Pour se laver de toutes les turpitudes qui l’assaillent actuellement, il suffirait au PLQ qu’il revienne à l’esprit qui animait les Lapalme, Lévesque et Gérin-Lajoie en 1960. Malheureusement, ce parti semble incapable de relever ce défi. Il en est incapable puisqu’il se refuse à créer une commission d’enquête sur l’industrie de la construction qui permettrait de faire la lumière sur comment, avec le temps, a été pervertie la loi sur le financement des partis politiques, loi qui faisait tant la fierté d’un René Lévesque. Et, c’est  en ce mois de juin où l’on commémore le cinquantième anniversaire de la Révolution tranquille que le PLQ des Charest, Courchesne et Saint-Pierre se déshonore comme jamais auparavant avec le dépôt de cet infect et indigeste projet de loi 103. Ne sont définitivement pas au PLQ, les forces progressistes comme celles qui bossèrent pour Barack Obama en 2008. Des forces progressistes qui savent se servir des nouveaux moyens de communication, tels Internet, facebook et twitter, permettant de mobiliser efficacement la population autour de  thèmes qui lui tiennent à cœur. Des thèmes qui, au Québec, sont la langue, la laïcité, la question identitaire, l’indépendance.

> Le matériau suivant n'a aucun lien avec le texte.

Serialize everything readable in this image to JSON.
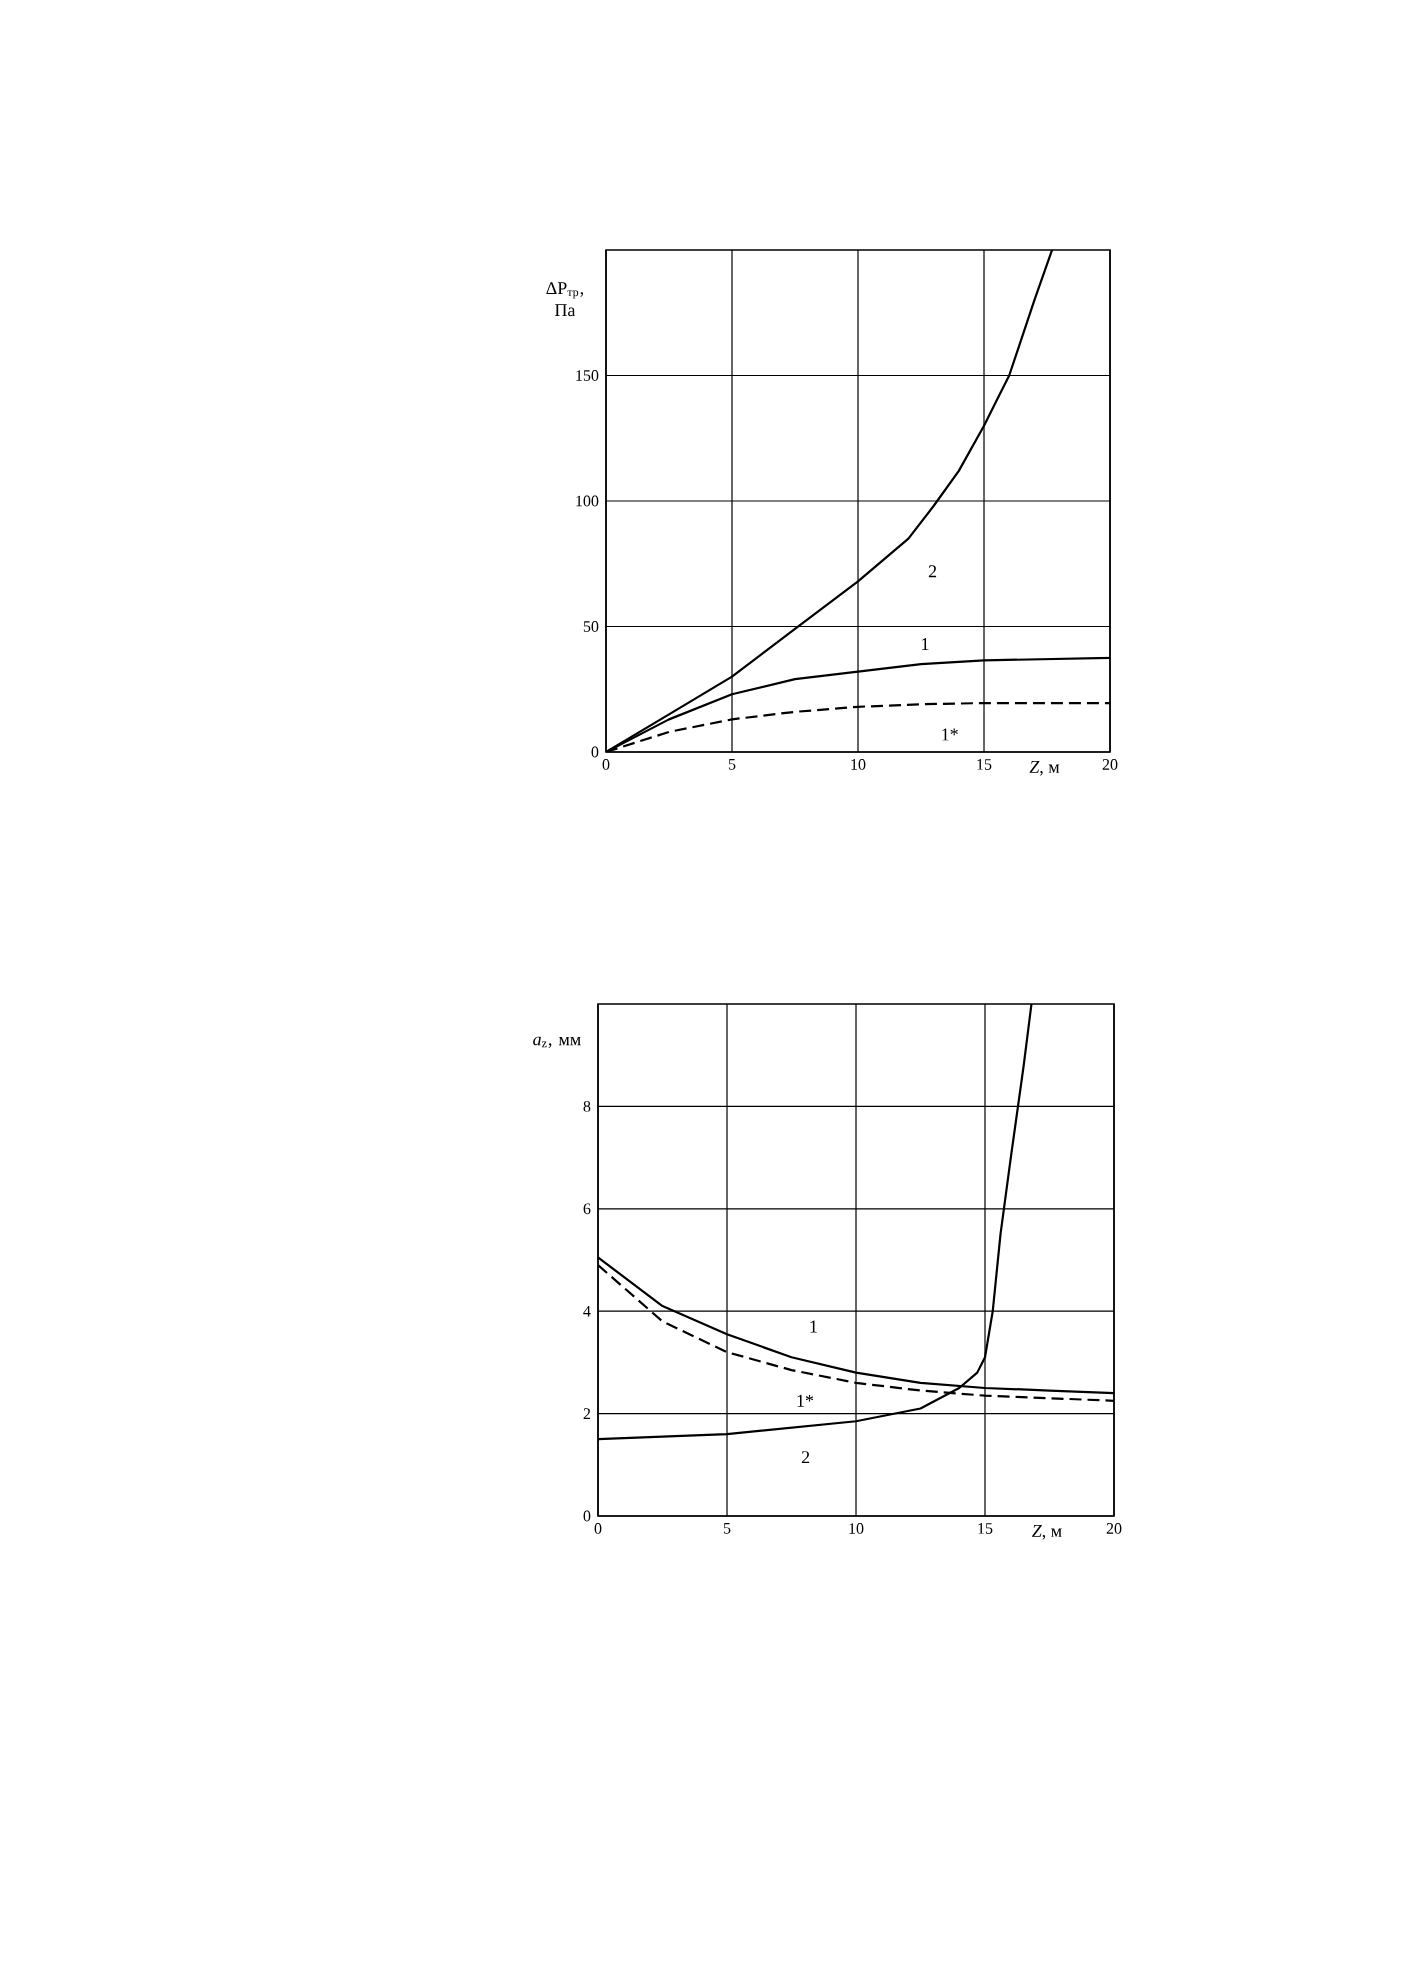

Souvenez-vous comment, à la veille des élections de 2008, on a pu faire beaucoup de tort à un Parti conservateur promettant de couper les vivres à nos artistes. Parce qu’en plus de leur art, ceux-ci maîtrisent parfaitement les technologies nouvelles. Il n’a suffi pour eux que de quelques heures pour produire un clip hautement dommageable au clan Harper et qui, grâce à You Tube, a fait le tour de la planète.
Oui, comme il y a cinquante ans, la donne a changé. À nous d’en profiter.